The list of resource conflicts goes on. States are fighting over energy, mineral raw materials and drinking water. People fight for food or land. It's about survival, prosperity and development; and it's about power. The disputes cannot always be resolved peacefully, as in the example of China's rare earths, which are currently being negotiated before the World Trade Organization. Researchers at the Transatlantic Academy warn in a new study: The risk is growing that competition for increasingly scarce resources will result in violence. On Thursday they presented the study at the World Economic Institute in Hamburg (HWWI).

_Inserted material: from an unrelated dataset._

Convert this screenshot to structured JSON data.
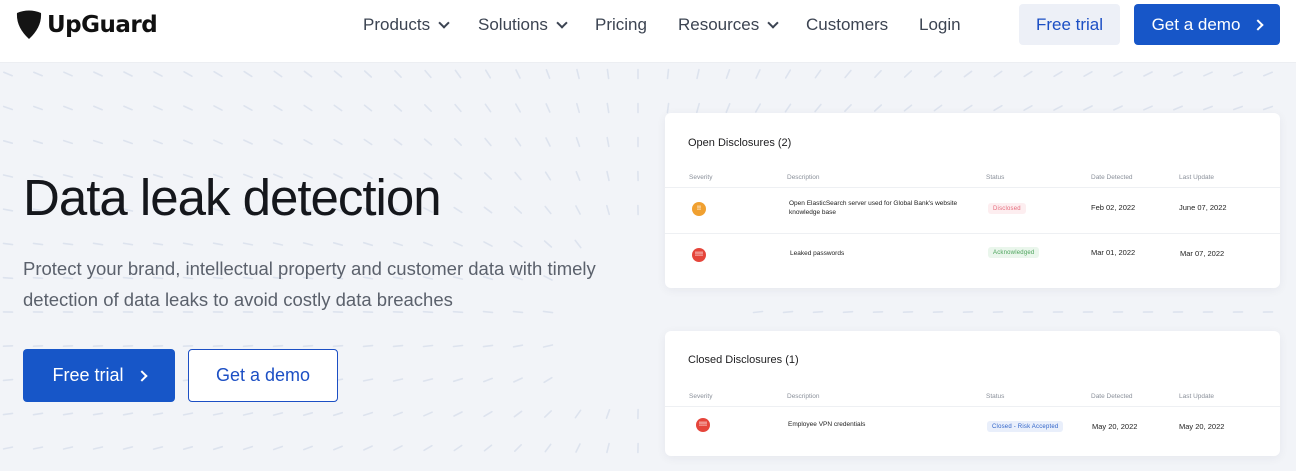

Germany could have a particular interest in the work of scientists: the German economy depends more than others on imported raw materials. In order to secure their supply, German corporations therefore formed a raw materials alliance this spring. The federal government supports the project. In addition, the question of how a reliable, affordable power supply can be guaranteed in the future is already a concern for politicians, entrepreneurs and private individuals in the country of the energy transition.

Europe's politics have consequences for other continents

But the situation is complicated, states the six-member American-European research team. The world has not gotten any easier since the last great raw materials crisis in the 1970s. It is more networked than it was then - decisions in one place quickly influence everyday life on other continents, says Philip Andrews-Speed, one of the authors as an expert on energy policy. If Europeans promote agrofuels, it can cause distress for farmers in Africa because their land is being taken away from them. If electric motors are traded as the drive of the future, it will have consequences for the South Americans who promote lithium for batteries.

The competition for resources is even fiercer today than it was thirty or forty years ago. The conveying technologies may have developed further, the economy deal with raw materials more efficiently. But the global middle class is growing - and with its desire for prosperity, so is the demand for energy, minerals, land, water and food. Emerging powers want their share of the pie. At the same time, the number of poor is increasing.

"The high level of consumption of natural resources in the north of the world cannot be separated from hunger, water scarcity and energy insecurity in the most remote corners of the south," says the report. Sometimes "scarcity" simply means that resources are unfairly distributed. If it is not possible to fight poverty effectively, write the scientists, political chaos, violence and mass migration will ensue.